Quando, em outubro de 2007, nove das ONGs mais importantes que atuam no país lançaram o pacto pelo desmatamento zero na Amazônia, alguns pesquisadores reagiram com desconfiança. A proposta era reduzir o desmate até chegar a praticamente nada em 2015, adotando-se um sistema de metas anuais e investindo-se R$ 1 bilhão por ano como compensação àqueles que promovessem efetiva redução do desmatamento - uma forma de remunerar pelos serviços ambientais prestados pela floresta. As críticas surgiam nas ambiguidades do texto. Alguns batizaram a iniciativa de "bolsa-pecuarista". Havia consenso, claro, sobre remunerar pecuaristas que abrissem mão de desmatar os 20% aos quais têm direito. "Mas é que no Brasil, o número de pecuaristas que respeitam os 20% de reserva legal se contam nos dedos de uma mão", diz o climatologista Carlos Nobre, um defensor do pagamento por serviços ambientais, os PSA. "O ponto é quem vai se beneficiar com isso e como vai-se pagar quem tem um histórico de ilegalidade", continua. O argumento de sempre, que esta é uma herança do passado, que se trata do legado do avô, que o governo incentivava o desmatamento, é verdadeiro. Mas também é verdade que aquela sinalização foi interrompida em 1989, no governo Sarney, e em 1996, na gestão FHC, a fatia da reserva legal mudou de 50% para 20% na Amazônia. São 20 anos de um lado e 13 do outro, as regras não mudaram ontem. A suspeita de Nobre em relação aos líderes do agronegócio diminuiria se ele percebesse neles menos um tom de expansão rural e mais esforços de investir e modernizar a atividade.

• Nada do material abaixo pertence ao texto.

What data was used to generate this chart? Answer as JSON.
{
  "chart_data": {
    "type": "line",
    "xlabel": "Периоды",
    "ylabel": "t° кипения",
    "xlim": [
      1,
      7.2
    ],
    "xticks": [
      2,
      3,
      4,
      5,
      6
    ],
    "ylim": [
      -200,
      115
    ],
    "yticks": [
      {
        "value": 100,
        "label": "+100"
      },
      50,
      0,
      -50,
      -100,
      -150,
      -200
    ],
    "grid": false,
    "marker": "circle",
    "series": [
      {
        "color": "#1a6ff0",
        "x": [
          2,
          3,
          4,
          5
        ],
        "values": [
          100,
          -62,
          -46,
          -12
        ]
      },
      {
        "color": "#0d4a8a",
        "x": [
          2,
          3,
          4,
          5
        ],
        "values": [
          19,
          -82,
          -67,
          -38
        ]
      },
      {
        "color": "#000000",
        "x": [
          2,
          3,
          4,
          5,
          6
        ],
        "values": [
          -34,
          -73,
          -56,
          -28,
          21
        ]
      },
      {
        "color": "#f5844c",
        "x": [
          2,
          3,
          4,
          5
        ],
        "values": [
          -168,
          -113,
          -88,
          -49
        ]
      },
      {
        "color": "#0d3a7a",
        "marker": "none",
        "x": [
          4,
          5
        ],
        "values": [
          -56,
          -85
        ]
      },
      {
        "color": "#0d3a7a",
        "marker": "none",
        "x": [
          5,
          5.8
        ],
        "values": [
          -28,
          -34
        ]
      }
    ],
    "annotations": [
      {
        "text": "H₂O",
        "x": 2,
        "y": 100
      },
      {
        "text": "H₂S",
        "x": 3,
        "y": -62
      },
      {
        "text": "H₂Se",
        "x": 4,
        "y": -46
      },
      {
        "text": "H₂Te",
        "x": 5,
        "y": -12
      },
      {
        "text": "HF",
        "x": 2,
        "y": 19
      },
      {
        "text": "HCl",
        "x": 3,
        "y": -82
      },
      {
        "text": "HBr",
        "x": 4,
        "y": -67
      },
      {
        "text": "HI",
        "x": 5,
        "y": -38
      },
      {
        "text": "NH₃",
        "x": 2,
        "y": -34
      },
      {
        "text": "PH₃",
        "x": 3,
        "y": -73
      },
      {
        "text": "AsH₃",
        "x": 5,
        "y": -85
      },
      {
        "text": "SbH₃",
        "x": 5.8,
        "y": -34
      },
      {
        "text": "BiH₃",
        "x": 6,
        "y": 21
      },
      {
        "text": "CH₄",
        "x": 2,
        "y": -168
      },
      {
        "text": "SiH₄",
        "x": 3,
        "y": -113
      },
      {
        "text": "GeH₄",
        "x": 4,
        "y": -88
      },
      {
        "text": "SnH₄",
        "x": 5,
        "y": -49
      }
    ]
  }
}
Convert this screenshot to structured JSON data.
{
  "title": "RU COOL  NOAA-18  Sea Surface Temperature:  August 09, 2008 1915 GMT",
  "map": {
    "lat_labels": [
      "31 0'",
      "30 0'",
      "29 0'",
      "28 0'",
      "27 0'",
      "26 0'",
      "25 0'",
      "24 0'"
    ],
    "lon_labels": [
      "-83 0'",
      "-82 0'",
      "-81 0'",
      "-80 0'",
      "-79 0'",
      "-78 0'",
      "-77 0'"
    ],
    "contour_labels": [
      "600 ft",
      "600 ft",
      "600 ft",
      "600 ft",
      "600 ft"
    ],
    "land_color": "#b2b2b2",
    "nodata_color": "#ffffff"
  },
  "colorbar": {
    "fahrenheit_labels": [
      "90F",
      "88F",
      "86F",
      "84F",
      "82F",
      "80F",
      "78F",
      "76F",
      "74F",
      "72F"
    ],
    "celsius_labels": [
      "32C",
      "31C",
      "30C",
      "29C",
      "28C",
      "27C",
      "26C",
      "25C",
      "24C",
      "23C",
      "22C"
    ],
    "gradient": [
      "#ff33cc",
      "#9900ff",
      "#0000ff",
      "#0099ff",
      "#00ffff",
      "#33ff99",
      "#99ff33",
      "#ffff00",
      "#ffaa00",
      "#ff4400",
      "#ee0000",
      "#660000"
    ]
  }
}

Costa Rica, México, Estados Unidos, Colômbia, Equador já têm legislações sobre PSA. O Ministério do Meio Ambiente tem um programa desde 2003 que trabalha com 3.600 famílias de pequenos agricultores na Amazônia Legal incentivados a não desmatar, não queimar, não usar agrotóxico e a plantar mesclando espécies como cacau e freijó, café e cupuaçu. Mas como não há marco legal e o governo federal não tem segurança jurídica de como fazer a remuneração, este pessoal tem sido pago de forma bissexta. Desde junho tramita no Congresso o PL 5487, elaborado no MMA. Define o que é serviço ambiental e cria as instituições para que o sistema seja implantado. Há vários outros projetos sobre o tema, que não desperta oposição. O problema está no futuro - administrar os fundos e a demanda.
Quando a conferência do clima tiver terminado, em dezembro, em Copenhague - ou no pós-Copenhague - espera-se que o acordo internacional inclua mecanismos de incentivo à redução de emissão por desmatamento e degradação, o Redd, aponte de onde virá o dinheiro e quanto será. Aí sim o Brasil terá que ter uma política que resolva a armadilha e decida qual o valor a ser pago aqui e quem merece ser remunerado. Espera-se que a política seja horizontal e não premie apenas quem tem poder político. Depois da festa do Pré-Sal, com todas as regras claras, é hora de o país pensar o que quer fazer com sua metade verde. O assunto é novo, complexo e polêmico e seria bom que saltasse da esfera dos Três Mosqueteiros - os ministérios do Meio Ambiente, da Ciência e Tecnologia e das Relações Exteriores - e merecesse mais atenção da Fazenda, da Casa Civil e da Presidência da República.